日刊スポーツ新聞社では3日、初場所千秋楽に懸賞を出した41の会社、団体に電話アンケートを実施し、28の回答を得た。結果は、今後も懸賞を継続が4、中止が1、検討中が23だった。検討中の会社、団体も、状況によっては中止もやむを得ないと考えており、今後の事実解明や相撲協会の八百長疑惑への対応次第では、春場所の懸賞本数が激減する可能性が出てきた。

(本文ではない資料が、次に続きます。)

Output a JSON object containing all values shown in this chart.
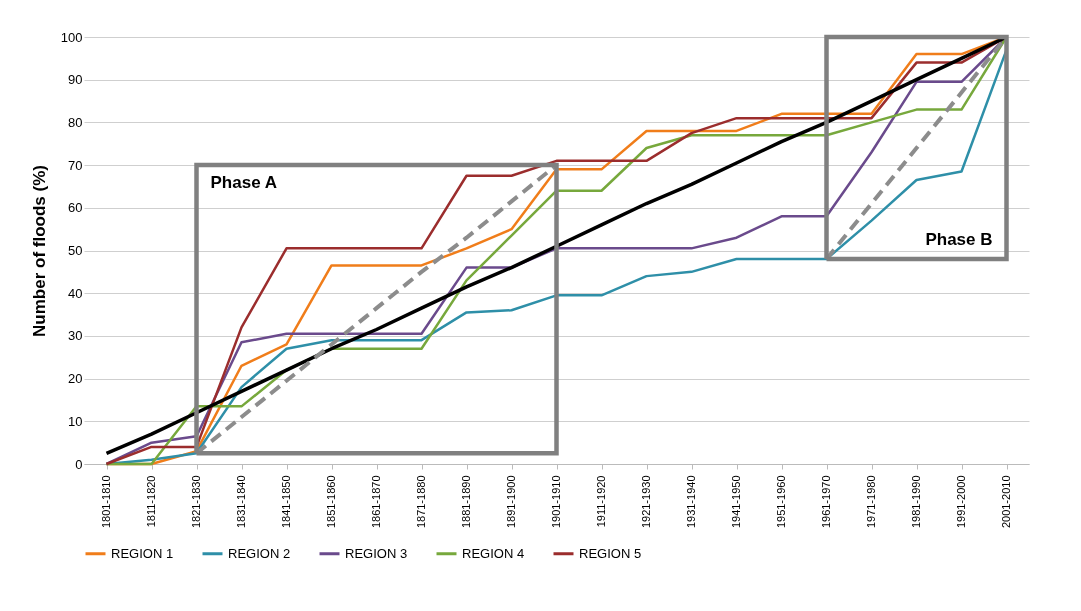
{
  "chart_data": {
    "type": "line",
    "ylabel": "Number of floods (%)",
    "categories": [
      "1801-1810",
      "1811-1820",
      "1821-1830",
      "1831-1840",
      "1841-1850",
      "1851-1860",
      "1861-1870",
      "1871-1880",
      "1881-1890",
      "1891-1900",
      "1901-1910",
      "1911-1920",
      "1921-1930",
      "1931-1940",
      "1941-1950",
      "1951-1960",
      "1961-1970",
      "1971-1980",
      "1981-1990",
      "1991-2000",
      "2001-2010"
    ],
    "series": [
      {
        "name": "REGION 1",
        "color": "#f07d1a",
        "values": [
          0,
          0,
          3,
          23,
          28,
          46.5,
          46.5,
          46.5,
          50.5,
          55,
          69,
          69,
          78,
          78,
          78,
          82,
          82,
          82,
          96,
          96,
          100
        ]
      },
      {
        "name": "REGION 2",
        "color": "#2e8fa8",
        "values": [
          0,
          1,
          2.5,
          18,
          27,
          29,
          29,
          29,
          35.5,
          36,
          39.5,
          39.5,
          44,
          45,
          48,
          48,
          48,
          57,
          66.5,
          68.5,
          97
        ]
      },
      {
        "name": "REGION 3",
        "color": "#6a4a8c",
        "values": [
          0,
          5,
          6.5,
          28.5,
          30.5,
          30.5,
          30.5,
          30.5,
          46,
          46,
          50.5,
          50.5,
          50.5,
          50.5,
          53,
          58,
          58,
          73,
          89.5,
          89.5,
          100
        ]
      },
      {
        "name": "REGION 4",
        "color": "#77a83c",
        "values": [
          0,
          0,
          13.5,
          13.5,
          22,
          27,
          27,
          27,
          43,
          53.5,
          64,
          64,
          74,
          77,
          77,
          77,
          77,
          80,
          83,
          83,
          100
        ]
      },
      {
        "name": "REGION 5",
        "color": "#9b2d2d",
        "values": [
          0,
          4,
          4,
          32,
          50.5,
          50.5,
          50.5,
          50.5,
          67.5,
          67.5,
          71,
          71,
          71,
          77.5,
          81,
          81,
          81,
          81,
          94,
          94,
          100
        ]
      },
      {
        "color": "#000000",
        "values": [
          2.5,
          7,
          12,
          17,
          22,
          27,
          31.5,
          36.5,
          41.5,
          46,
          51,
          56,
          61,
          65.5,
          70.5,
          75.5,
          80,
          85,
          90,
          95,
          100
        ]
      },
      {
        "color": "#8c8c8c",
        "line_style": "dashed",
        "values": [
          null,
          null,
          2.5,
          11,
          19.5,
          28,
          36.5,
          45,
          53,
          61.5,
          70,
          null,
          null,
          null,
          null,
          null,
          null,
          null,
          null,
          null,
          null
        ]
      },
      {
        "color": "#8c8c8c",
        "line_style": "dashed",
        "values": [
          null,
          null,
          null,
          null,
          null,
          null,
          null,
          null,
          null,
          null,
          null,
          null,
          null,
          null,
          null,
          null,
          48,
          61,
          74,
          87,
          100
        ]
      }
    ],
    "ylim": [
      0,
      100
    ],
    "yticks": [
      0,
      10,
      20,
      30,
      40,
      50,
      60,
      70,
      80,
      90,
      100
    ],
    "grid": "y",
    "legend": "bottom",
    "annotations": [
      "Phase A",
      "Phase B"
    ]
  }
}
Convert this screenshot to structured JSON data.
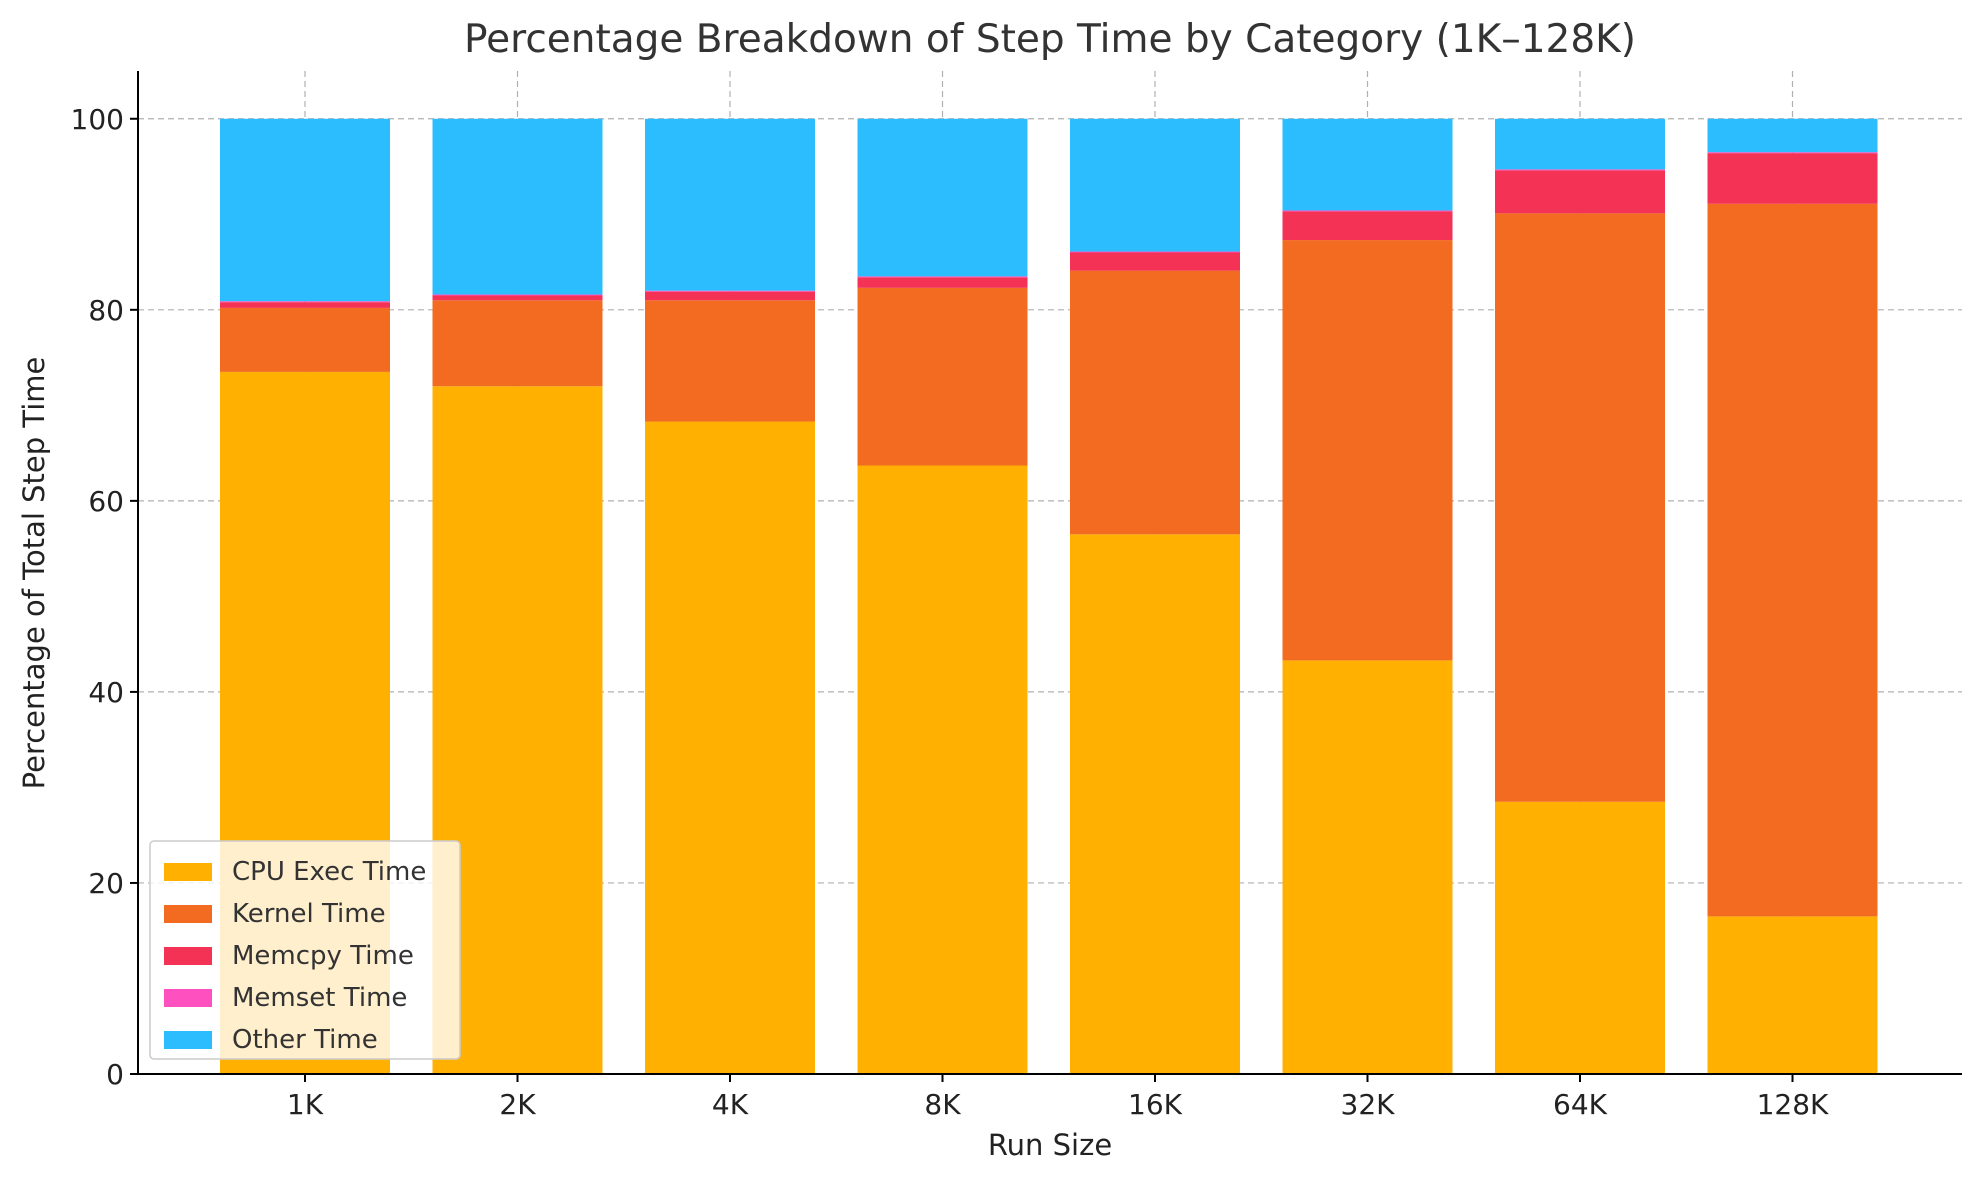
{
  "chart_data": {
    "type": "bar",
    "stacked": true,
    "title": "Percentage Breakdown of Step Time by Category (1K–128K)",
    "xlabel": "Run Size",
    "ylabel": "Percentage of Total Step Time",
    "categories": [
      "1K",
      "2K",
      "4K",
      "8K",
      "16K",
      "32K",
      "64K",
      "128K"
    ],
    "ylim": [
      0,
      105
    ],
    "yticks": [
      0,
      20,
      40,
      60,
      80,
      100
    ],
    "grid": true,
    "legend_position": "lower-left",
    "series": [
      {
        "name": "CPU Exec Time",
        "color": "#FFB000",
        "values": [
          73.5,
          72.0,
          68.3,
          63.7,
          56.5,
          43.3,
          28.5,
          16.5
        ]
      },
      {
        "name": "Kernel Time",
        "color": "#F26B21",
        "values": [
          6.7,
          9.0,
          12.7,
          18.6,
          27.6,
          44.0,
          61.6,
          74.6
        ]
      },
      {
        "name": "Memcpy Time",
        "color": "#F43255",
        "values": [
          0.6,
          0.5,
          0.9,
          1.1,
          1.9,
          3.0,
          4.5,
          5.3
        ]
      },
      {
        "name": "Memset Time",
        "color": "#FF50C0",
        "values": [
          0.1,
          0.1,
          0.1,
          0.1,
          0.1,
          0.1,
          0.1,
          0.1
        ]
      },
      {
        "name": "Other Time",
        "color": "#2BBDFD",
        "values": [
          19.1,
          18.4,
          18.0,
          16.5,
          13.9,
          9.6,
          5.3,
          3.5
        ]
      }
    ]
  }
}
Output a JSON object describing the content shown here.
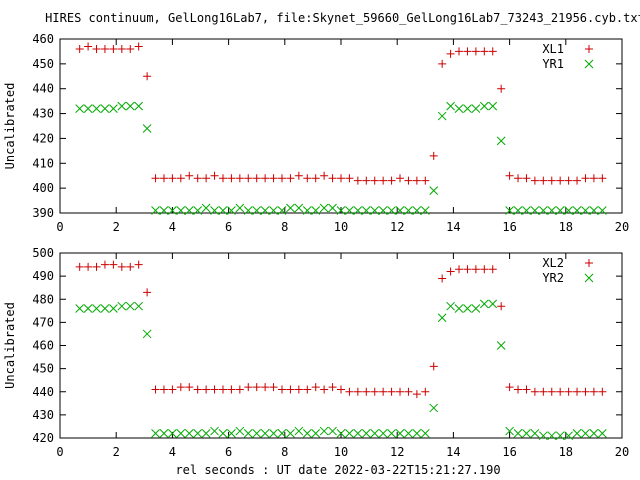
{
  "title": "HIRES continuum, GelLong16Lab7, file:Skynet_59660_GelLong16Lab7_73243_21956.cyb.txt",
  "xlabel": "rel seconds : UT date 2022-03-22T15:21:27.190",
  "colors": {
    "red": "#cc0000",
    "green": "#00aa00"
  },
  "chart_data": [
    {
      "type": "scatter",
      "ylabel": "Uncalibrated",
      "xlim": [
        0,
        20
      ],
      "ylim": [
        390,
        460
      ],
      "xticks": [
        0,
        2,
        4,
        6,
        8,
        10,
        12,
        14,
        16,
        18,
        20
      ],
      "yticks": [
        390,
        400,
        410,
        420,
        430,
        440,
        450,
        460
      ],
      "grid": false,
      "legend_position": "top-right",
      "series": [
        {
          "name": "XL1",
          "marker": "plus",
          "color": "#cc0000",
          "x": [
            0.7,
            1.0,
            1.3,
            1.6,
            1.9,
            2.2,
            2.5,
            2.8,
            3.1,
            3.4,
            3.7,
            4.0,
            4.3,
            4.6,
            4.9,
            5.2,
            5.5,
            5.8,
            6.1,
            6.4,
            6.7,
            7.0,
            7.3,
            7.6,
            7.9,
            8.2,
            8.5,
            8.8,
            9.1,
            9.4,
            9.7,
            10.0,
            10.3,
            10.6,
            10.9,
            11.2,
            11.5,
            11.8,
            12.1,
            12.4,
            12.7,
            13.0,
            13.3,
            13.6,
            13.9,
            14.2,
            14.5,
            14.8,
            15.1,
            15.4,
            15.7,
            16.0,
            16.3,
            16.6,
            16.9,
            17.2,
            17.5,
            17.8,
            18.1,
            18.4,
            18.7,
            19.0,
            19.3
          ],
          "y": [
            456,
            457,
            456,
            456,
            456,
            456,
            456,
            457,
            445,
            404,
            404,
            404,
            404,
            405,
            404,
            404,
            405,
            404,
            404,
            404,
            404,
            404,
            404,
            404,
            404,
            404,
            405,
            404,
            404,
            405,
            404,
            404,
            404,
            403,
            403,
            403,
            403,
            403,
            404,
            403,
            403,
            403,
            413,
            450,
            454,
            455,
            455,
            455,
            455,
            455,
            440,
            405,
            404,
            404,
            403,
            403,
            403,
            403,
            403,
            403,
            404,
            404,
            404
          ]
        },
        {
          "name": "YR1",
          "marker": "cross",
          "color": "#00aa00",
          "x": [
            0.7,
            1.0,
            1.3,
            1.6,
            1.9,
            2.2,
            2.5,
            2.8,
            3.1,
            3.4,
            3.7,
            4.0,
            4.3,
            4.6,
            4.9,
            5.2,
            5.5,
            5.8,
            6.1,
            6.4,
            6.7,
            7.0,
            7.3,
            7.6,
            7.9,
            8.2,
            8.5,
            8.8,
            9.1,
            9.4,
            9.7,
            10.0,
            10.3,
            10.6,
            10.9,
            11.2,
            11.5,
            11.8,
            12.1,
            12.4,
            12.7,
            13.0,
            13.3,
            13.6,
            13.9,
            14.2,
            14.5,
            14.8,
            15.1,
            15.4,
            15.7,
            16.0,
            16.3,
            16.6,
            16.9,
            17.2,
            17.5,
            17.8,
            18.1,
            18.4,
            18.7,
            19.0,
            19.3
          ],
          "y": [
            432,
            432,
            432,
            432,
            432,
            433,
            433,
            433,
            424,
            391,
            391,
            391,
            391,
            391,
            391,
            392,
            391,
            391,
            391,
            392,
            391,
            391,
            391,
            391,
            391,
            392,
            392,
            391,
            391,
            392,
            392,
            391,
            391,
            391,
            391,
            391,
            391,
            391,
            391,
            391,
            391,
            391,
            399,
            429,
            433,
            432,
            432,
            432,
            433,
            433,
            419,
            391,
            391,
            391,
            391,
            391,
            391,
            391,
            391,
            391,
            391,
            391,
            391
          ]
        }
      ]
    },
    {
      "type": "scatter",
      "ylabel": "Uncalibrated",
      "xlim": [
        0,
        20
      ],
      "ylim": [
        420,
        500
      ],
      "xticks": [
        0,
        2,
        4,
        6,
        8,
        10,
        12,
        14,
        16,
        18,
        20
      ],
      "yticks": [
        420,
        430,
        440,
        450,
        460,
        470,
        480,
        490,
        500
      ],
      "grid": false,
      "legend_position": "top-right",
      "series": [
        {
          "name": "XL2",
          "marker": "plus",
          "color": "#cc0000",
          "x": [
            0.7,
            1.0,
            1.3,
            1.6,
            1.9,
            2.2,
            2.5,
            2.8,
            3.1,
            3.4,
            3.7,
            4.0,
            4.3,
            4.6,
            4.9,
            5.2,
            5.5,
            5.8,
            6.1,
            6.4,
            6.7,
            7.0,
            7.3,
            7.6,
            7.9,
            8.2,
            8.5,
            8.8,
            9.1,
            9.4,
            9.7,
            10.0,
            10.3,
            10.6,
            10.9,
            11.2,
            11.5,
            11.8,
            12.1,
            12.4,
            12.7,
            13.0,
            13.3,
            13.6,
            13.9,
            14.2,
            14.5,
            14.8,
            15.1,
            15.4,
            15.7,
            16.0,
            16.3,
            16.6,
            16.9,
            17.2,
            17.5,
            17.8,
            18.1,
            18.4,
            18.7,
            19.0,
            19.3
          ],
          "y": [
            494,
            494,
            494,
            495,
            495,
            494,
            494,
            495,
            483,
            441,
            441,
            441,
            442,
            442,
            441,
            441,
            441,
            441,
            441,
            441,
            442,
            442,
            442,
            442,
            441,
            441,
            441,
            441,
            442,
            441,
            442,
            441,
            440,
            440,
            440,
            440,
            440,
            440,
            440,
            440,
            439,
            440,
            451,
            489,
            492,
            493,
            493,
            493,
            493,
            493,
            477,
            442,
            441,
            441,
            440,
            440,
            440,
            440,
            440,
            440,
            440,
            440,
            440
          ]
        },
        {
          "name": "YR2",
          "marker": "cross",
          "color": "#00aa00",
          "x": [
            0.7,
            1.0,
            1.3,
            1.6,
            1.9,
            2.2,
            2.5,
            2.8,
            3.1,
            3.4,
            3.7,
            4.0,
            4.3,
            4.6,
            4.9,
            5.2,
            5.5,
            5.8,
            6.1,
            6.4,
            6.7,
            7.0,
            7.3,
            7.6,
            7.9,
            8.2,
            8.5,
            8.8,
            9.1,
            9.4,
            9.7,
            10.0,
            10.3,
            10.6,
            10.9,
            11.2,
            11.5,
            11.8,
            12.1,
            12.4,
            12.7,
            13.0,
            13.3,
            13.6,
            13.9,
            14.2,
            14.5,
            14.8,
            15.1,
            15.4,
            15.7,
            16.0,
            16.3,
            16.6,
            16.9,
            17.2,
            17.5,
            17.8,
            18.1,
            18.4,
            18.7,
            19.0,
            19.3
          ],
          "y": [
            476,
            476,
            476,
            476,
            476,
            477,
            477,
            477,
            465,
            422,
            422,
            422,
            422,
            422,
            422,
            422,
            423,
            422,
            422,
            423,
            422,
            422,
            422,
            422,
            422,
            422,
            423,
            422,
            422,
            423,
            423,
            422,
            422,
            422,
            422,
            422,
            422,
            422,
            422,
            422,
            422,
            422,
            433,
            472,
            477,
            476,
            476,
            476,
            478,
            478,
            460,
            423,
            422,
            422,
            422,
            421,
            421,
            421,
            421,
            422,
            422,
            422,
            422
          ]
        }
      ]
    }
  ]
}
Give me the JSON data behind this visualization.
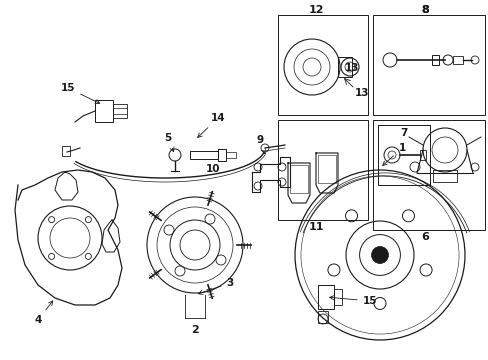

青森の「しじみちゃん本舗」は不況の中、「大相撲を応援したい」と懸賞を続けてきたが、中止を決断した。福井修治社長は「これまでの騒動とは違う。証拠も出ており、国技として恥ずかしい」と、信頼を裏切られた悔しさをにじませた。
検討中の「伯方の塩」近藤博明代表取締役は「これまでと違い、ファンを対象としており悪質だ。日本の伝統的な競技だし、存続してもらいたいが、社会的影響は大きい」と困惑を隠せない。同じく神戸の不動産会社「大栄」の山根広報担当は「春場所が開催されるのかも危惧している。八百長が事実なら開く価値がないというほど大きな問題」と深刻にとらえている。また「NHKが中継しないなら、広告の価値がない」と放送の有無を判断基準にする声も複数あった。
現時点では継続の方針の「ニュース証券」は、真剣に競技に取り組む力士の救済を理由に挙げた。同社は野球賭博問題で各社が撤退した昨年名古屋場所から懸賞を出し始めた。担当者は「全員がダメというのではなく、逆風の中でもまじめに精進している力士もいる。正々堂々と戦っている力士に受け取って欲しい」と話した。